Storage in the cloud: Availability and SLAs

Storage and the associated planning process are critical for an organization to consider any cloud technology. An expert outlines one solution that may be attractive for availability.

I will admit that cloud technologies are a buzzword.
Primarily because there are many different types of clouds and how one organization perceives cloud technology can be fundamentally different than another. In my last post on cloud storage, I mentioned how the Amazon Web Services (AWS) storage offerings are provided.
For the Simple Storage Service (S3) cloud, availability is described on their Web site as being 99.99 percent available. Comparatively the Elastic Block Store (EBS) cloud is advertised as highly available-–yet without a percentage like the S3 cloud.
The EBS service offers an automatic replication feature, which is different than the S3 cloud. This automatic replication replicates allocated EBS volumes to the same zone.
That is all fair and well until either you fall into the .01 percent of the time that it is unavailable or a zone of the EBS cloud is not accessible. That is where an interesting technology was made available to me on highly available cloud storage.

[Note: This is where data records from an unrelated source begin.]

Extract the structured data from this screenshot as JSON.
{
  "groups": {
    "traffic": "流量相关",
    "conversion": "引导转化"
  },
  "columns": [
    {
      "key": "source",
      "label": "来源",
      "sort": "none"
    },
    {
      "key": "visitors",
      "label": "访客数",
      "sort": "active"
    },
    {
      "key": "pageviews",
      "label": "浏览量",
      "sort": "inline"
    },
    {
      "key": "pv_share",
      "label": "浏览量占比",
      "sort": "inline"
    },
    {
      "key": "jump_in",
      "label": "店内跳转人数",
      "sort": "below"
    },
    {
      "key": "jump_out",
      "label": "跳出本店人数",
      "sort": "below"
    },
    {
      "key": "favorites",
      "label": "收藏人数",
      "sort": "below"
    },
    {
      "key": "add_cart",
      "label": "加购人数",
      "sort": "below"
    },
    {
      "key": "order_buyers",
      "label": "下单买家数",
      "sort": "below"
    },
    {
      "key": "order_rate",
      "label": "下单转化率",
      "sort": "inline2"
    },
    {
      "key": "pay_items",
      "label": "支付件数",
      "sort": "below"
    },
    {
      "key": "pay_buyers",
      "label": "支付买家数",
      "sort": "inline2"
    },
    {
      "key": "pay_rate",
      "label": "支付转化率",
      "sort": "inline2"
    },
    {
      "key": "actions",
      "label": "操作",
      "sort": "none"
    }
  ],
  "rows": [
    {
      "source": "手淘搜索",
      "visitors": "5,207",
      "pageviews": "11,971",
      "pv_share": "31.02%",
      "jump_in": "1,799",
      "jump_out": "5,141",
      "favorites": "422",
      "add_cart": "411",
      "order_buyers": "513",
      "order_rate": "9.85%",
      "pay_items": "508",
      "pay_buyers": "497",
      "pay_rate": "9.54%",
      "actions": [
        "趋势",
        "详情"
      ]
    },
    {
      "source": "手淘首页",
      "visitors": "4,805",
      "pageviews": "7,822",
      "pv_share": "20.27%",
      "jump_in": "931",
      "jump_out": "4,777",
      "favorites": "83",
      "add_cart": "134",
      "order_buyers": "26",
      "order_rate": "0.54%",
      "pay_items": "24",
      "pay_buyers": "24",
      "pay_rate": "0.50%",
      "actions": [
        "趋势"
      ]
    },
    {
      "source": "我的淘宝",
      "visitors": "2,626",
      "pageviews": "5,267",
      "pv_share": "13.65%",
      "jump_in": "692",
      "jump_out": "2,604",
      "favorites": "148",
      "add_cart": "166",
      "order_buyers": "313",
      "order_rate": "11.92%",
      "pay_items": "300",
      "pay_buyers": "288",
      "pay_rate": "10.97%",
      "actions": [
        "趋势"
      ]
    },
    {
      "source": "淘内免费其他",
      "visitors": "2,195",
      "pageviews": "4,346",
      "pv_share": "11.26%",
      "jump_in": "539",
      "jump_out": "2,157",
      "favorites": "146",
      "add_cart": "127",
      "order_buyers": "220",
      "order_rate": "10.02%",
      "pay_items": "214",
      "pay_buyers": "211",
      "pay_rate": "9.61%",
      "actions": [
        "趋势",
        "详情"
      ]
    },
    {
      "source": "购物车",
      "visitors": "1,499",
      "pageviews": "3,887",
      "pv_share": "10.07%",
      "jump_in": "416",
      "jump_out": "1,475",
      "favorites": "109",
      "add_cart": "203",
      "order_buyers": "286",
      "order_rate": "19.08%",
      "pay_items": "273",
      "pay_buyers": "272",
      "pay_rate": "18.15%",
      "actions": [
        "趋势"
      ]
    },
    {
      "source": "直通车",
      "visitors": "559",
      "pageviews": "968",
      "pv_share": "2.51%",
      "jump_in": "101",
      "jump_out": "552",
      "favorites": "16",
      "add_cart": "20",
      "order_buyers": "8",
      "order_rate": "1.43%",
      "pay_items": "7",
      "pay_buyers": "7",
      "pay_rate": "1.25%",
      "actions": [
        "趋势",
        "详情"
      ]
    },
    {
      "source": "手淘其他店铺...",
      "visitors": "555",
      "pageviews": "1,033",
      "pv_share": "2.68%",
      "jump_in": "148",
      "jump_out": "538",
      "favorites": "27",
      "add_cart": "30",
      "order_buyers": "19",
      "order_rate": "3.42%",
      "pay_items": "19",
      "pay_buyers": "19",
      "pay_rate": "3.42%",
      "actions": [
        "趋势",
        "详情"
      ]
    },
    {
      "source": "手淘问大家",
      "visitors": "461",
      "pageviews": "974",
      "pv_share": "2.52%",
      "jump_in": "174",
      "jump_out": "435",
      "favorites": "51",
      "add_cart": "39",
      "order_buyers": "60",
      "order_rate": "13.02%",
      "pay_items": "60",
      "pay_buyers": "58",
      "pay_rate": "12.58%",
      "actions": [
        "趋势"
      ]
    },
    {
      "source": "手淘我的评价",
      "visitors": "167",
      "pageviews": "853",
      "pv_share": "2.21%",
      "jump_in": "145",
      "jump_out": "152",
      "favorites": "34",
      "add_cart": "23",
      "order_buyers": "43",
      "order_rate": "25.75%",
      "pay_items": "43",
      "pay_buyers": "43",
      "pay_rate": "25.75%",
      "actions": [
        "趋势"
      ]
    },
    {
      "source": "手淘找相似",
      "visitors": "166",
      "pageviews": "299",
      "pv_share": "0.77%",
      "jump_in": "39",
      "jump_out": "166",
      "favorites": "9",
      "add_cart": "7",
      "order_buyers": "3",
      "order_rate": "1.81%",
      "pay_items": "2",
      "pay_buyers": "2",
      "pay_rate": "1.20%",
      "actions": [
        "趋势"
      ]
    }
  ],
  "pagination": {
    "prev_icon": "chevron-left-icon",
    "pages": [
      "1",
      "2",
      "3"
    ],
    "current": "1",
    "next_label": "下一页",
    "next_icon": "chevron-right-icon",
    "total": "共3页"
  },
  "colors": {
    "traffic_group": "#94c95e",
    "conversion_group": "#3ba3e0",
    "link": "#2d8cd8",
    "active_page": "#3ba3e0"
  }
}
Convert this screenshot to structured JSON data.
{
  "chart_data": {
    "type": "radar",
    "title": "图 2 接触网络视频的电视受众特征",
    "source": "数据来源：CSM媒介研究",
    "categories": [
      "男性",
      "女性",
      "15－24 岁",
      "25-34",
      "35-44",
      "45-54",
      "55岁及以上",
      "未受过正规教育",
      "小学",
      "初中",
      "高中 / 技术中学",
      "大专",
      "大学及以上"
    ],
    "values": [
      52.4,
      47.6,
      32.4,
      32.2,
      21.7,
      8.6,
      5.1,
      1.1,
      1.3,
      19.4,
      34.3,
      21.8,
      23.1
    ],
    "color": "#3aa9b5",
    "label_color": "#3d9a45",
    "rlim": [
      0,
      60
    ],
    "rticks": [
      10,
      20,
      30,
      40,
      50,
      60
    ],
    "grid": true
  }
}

Recently, I attended a CloudCamp event that was a great resource to see what people are doing and to understand the technologies in play. Sure, there are plenty of sales opportunities at these events. What I found more interesting was access to how these technologies work as well as what organizations are already there.
One offering that caught my eye was the Nirvanix Storage Delivery Network (SDN). The SDN can provide a 100 percent service license agreement (SLA) for certain configurations and data sizes. This would be a scenario where you have 5 TB of data or more in the SDN cloud and are selecting a data replication policy that covers three nodes (different data centers in the Nirvanix namespace).
The underlying prerequisite, of course, is that the customer can access the data. So, strategies of WAN failover or forcing all workers to telecommute can come into play.
Availability in the cloud is a contentious topic, as the TechRepublic community demonstrates. I am providing cloud resources so we can understand the technologies-–I'm not necessarily saying we should go there. I am a bit of a "server-hugger", I will admit that. But I see cloud as the single biggest threat to internal IT infrastructure on the radar right now.